Ninanina, it's lighthearted and tongue in cheek tbh. I did state GP/IL.

Some parents/IL/GP are happy to allow their DIL/BIL to raise their own child and respect their boundaries.

But with difficult characters that are pushing boundaries constantly it IS essential to be calm, consistent and firm.

TAUP's MIL definately falls into that category.

Sorry if I offended you, i was only mucking about.

Stigaloid · 19/12/2009 18:28

YANBU - don't let her have him again.

TotallyAndUtterlyPaninied · 19/12/2009 19:36

Well I haven't mentioned the smoking issue so far as I'm across the country at another hospital next Wednesday so she won't be having him then. She had been adament she wasn't coming round xmas day (as I said earlier, she refuses to come to our house as she thinks we should go to her). She said we had to go to her dirty grotty work on xmas morn with DS as she is working until 12pm. We said no and SIL said she was coming round to see him. MIL then rang back and said she will be coming to see him at 12 lunch time after work. Which is great- we've stood our ground... but on the other hand she will say bitchy things to me on xmas day and my hormones are ready to eat someone. She had actually said in the previous phone call 'I've got other people to see, I'm not coming to see him, I'm going to the pub.' Anyway, some progress at least and he won't have to go to her smokey house.

Tonight has been DH ringing and asking SIL for a lift to his works xmas do. Don't ask me why he did this as we NEVER have lifts off anyone. MIL answered the phone, insisted on relaying messages between the two of them and told him to stop being tight and get a taxi. This is the woman who doesn't drive and expects us to waste petrol (for no contribution) ferrying her left right and centre. She refuses to walk to the next street to our house and even when her DH is home (he drives) she gets DH running around after her. SIL was the same up until 3 months ago when she passed her test. DH got a taxi but the ferrying around stops right here. He told her he'll be remembering it and I had to leave the room because her screeching on the other end of the phone was cheese grating my head.

At this rate there's going to be no contact at all. We're going to have to go and see her one of the days to dicuss the smoking issue but she starts screaming at DH and then she tries to get me to agree to everything she says and when I don't she starts screeching at me too... arghhhhhhhhhhhhhhhhhhhhhhhhhh head is going to pop tonight.

OP posts:
GroundHoHoHogs · 19/12/2009 23:59

TAUP, that's so awful. Just be strong, you know you are doing the right thing.
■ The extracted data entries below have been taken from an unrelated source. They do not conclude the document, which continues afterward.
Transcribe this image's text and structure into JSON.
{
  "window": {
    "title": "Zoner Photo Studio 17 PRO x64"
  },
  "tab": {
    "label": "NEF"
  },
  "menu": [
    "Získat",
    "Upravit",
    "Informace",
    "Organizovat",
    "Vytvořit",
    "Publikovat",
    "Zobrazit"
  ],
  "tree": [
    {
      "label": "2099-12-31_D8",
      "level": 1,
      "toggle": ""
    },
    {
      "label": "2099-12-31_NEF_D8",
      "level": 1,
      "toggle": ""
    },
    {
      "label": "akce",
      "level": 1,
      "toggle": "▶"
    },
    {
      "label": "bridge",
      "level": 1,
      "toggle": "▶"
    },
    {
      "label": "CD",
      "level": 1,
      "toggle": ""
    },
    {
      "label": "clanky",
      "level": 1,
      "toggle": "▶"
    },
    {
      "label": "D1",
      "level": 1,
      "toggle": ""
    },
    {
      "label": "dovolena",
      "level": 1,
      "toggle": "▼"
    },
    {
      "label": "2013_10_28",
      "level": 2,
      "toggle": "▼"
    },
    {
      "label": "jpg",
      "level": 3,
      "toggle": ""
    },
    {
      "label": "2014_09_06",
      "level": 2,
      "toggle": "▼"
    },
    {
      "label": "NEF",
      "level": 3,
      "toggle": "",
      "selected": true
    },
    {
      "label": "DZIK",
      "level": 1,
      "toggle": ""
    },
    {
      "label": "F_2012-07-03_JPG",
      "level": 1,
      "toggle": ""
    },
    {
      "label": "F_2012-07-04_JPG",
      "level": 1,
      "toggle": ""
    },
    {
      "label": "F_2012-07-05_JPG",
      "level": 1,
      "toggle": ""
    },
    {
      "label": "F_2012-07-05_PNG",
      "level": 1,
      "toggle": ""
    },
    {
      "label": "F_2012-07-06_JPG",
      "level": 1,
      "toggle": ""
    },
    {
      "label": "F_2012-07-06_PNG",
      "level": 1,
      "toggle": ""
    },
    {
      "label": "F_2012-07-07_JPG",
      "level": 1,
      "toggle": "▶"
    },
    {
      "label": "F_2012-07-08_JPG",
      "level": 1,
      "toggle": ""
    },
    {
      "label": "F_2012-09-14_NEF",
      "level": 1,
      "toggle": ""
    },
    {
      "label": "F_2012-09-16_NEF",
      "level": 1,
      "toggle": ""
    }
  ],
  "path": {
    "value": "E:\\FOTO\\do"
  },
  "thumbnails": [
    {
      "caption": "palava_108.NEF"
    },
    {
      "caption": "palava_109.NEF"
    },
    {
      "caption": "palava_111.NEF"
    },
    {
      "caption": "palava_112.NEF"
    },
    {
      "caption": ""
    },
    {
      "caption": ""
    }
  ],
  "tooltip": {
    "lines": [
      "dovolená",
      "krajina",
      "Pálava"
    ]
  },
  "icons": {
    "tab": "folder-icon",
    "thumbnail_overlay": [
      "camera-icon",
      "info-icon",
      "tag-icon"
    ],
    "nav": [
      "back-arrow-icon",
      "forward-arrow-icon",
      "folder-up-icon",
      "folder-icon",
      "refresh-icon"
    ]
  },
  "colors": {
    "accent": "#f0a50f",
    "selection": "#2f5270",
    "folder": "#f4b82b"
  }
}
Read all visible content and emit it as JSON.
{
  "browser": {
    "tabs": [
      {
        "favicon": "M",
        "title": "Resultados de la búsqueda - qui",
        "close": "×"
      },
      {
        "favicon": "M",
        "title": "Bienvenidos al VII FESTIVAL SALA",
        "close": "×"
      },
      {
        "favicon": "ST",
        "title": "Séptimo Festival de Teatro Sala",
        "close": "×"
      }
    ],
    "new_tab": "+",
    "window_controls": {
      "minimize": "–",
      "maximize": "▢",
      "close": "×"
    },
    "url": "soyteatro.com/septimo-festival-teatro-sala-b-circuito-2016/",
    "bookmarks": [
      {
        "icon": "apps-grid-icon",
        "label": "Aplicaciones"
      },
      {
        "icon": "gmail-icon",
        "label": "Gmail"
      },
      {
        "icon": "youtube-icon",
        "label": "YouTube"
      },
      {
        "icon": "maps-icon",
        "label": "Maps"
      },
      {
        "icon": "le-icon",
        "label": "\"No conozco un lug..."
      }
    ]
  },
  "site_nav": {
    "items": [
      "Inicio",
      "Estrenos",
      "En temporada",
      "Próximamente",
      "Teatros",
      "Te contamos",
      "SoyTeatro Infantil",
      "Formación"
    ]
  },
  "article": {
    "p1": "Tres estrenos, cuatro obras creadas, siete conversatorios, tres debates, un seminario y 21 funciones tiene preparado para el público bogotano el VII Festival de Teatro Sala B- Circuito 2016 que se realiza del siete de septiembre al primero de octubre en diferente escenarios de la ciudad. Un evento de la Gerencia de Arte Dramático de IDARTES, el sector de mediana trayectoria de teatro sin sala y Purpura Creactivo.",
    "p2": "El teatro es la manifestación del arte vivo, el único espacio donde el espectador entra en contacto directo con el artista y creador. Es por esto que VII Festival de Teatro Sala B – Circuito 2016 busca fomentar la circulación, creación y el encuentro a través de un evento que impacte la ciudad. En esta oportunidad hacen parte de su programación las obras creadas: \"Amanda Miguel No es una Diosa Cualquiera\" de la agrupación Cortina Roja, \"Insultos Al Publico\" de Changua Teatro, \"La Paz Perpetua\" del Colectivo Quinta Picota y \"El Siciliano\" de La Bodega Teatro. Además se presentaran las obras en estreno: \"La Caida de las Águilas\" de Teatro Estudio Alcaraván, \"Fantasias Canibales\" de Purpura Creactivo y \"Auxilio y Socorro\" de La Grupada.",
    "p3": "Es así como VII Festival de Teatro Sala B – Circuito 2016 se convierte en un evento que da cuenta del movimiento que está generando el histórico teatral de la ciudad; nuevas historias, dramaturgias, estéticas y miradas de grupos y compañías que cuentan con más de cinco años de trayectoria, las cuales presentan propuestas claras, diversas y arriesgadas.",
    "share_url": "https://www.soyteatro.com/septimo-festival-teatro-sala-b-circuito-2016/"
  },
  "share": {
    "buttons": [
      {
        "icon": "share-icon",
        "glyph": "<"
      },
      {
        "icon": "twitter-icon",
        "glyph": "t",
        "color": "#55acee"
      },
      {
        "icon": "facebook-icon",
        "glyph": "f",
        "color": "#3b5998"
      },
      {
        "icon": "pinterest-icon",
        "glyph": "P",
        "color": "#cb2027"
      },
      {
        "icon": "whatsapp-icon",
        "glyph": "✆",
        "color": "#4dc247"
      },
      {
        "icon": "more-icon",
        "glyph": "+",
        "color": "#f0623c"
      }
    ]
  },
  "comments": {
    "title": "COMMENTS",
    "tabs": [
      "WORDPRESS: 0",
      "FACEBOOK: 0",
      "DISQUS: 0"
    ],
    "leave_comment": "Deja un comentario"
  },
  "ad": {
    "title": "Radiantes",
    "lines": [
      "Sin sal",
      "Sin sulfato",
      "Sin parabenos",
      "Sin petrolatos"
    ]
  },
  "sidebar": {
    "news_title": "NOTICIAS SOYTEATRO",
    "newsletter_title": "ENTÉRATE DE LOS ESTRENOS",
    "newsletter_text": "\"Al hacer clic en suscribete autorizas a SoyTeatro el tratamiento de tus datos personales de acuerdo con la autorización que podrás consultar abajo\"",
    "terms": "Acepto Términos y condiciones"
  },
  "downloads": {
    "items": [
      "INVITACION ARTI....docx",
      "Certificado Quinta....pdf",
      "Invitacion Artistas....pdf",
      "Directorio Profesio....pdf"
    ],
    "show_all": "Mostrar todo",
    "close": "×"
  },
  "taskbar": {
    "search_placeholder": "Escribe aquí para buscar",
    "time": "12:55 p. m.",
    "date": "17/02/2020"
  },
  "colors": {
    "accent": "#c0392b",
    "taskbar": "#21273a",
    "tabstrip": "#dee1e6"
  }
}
If she screeches, say nothing, nowt, diddly, just get up, the pair of you, and go home.

At least your DP is on the same page as you, if you end up having to take a break from them, so be it. It's not of your doing.

Wishing you peace & traquility!

PotPourri · 20/12/2009 00:08

Haven't read the full thread. The ansder s simple - she doens't get him for 3 hours without you there. It's that simple. Change your hours, or have something else on that you need to cancel again and again - if you want to cover up a bit. Bottom line though - dhe just doesn't get him.

You need to get DH on side.

LauraIngallsWilder · 20/12/2009 00:09

I agree yanbu at all

PrincessToadstool · 20/12/2009 10:07

This reply has been deleted

Message withdrawn at poster's request.

amialoneinthisone · 20/12/2009 10:31

Just stop letting her have him and then you won't have to keep starting threads about how much you hate her.

Sheesh, it's not rocket science.

TotallyAndUtterlyPaninied · 20/12/2009 13:54

Cheers amialone- that helped loads. hide it if you're bothered.

Princess- the midwives said it 'wasn't a good idea' for him to be brought to the hospital! They were naff and said they wouldn't blame the baby, they'd blame the adults 'as they shouldn't have brought him anyway'. FFS he was only sick! DH couldn't get a childminder. MIL is 47 but it probably only sounds crazy because it's all put together on one thread IYSWIM. Where as it happens over weeks or whatever so it doesn't seem like such a manic explosion. These things are just slowly eating away.

Distancing us as much as poss at mo so we can keep our sanity and stop arguing over her.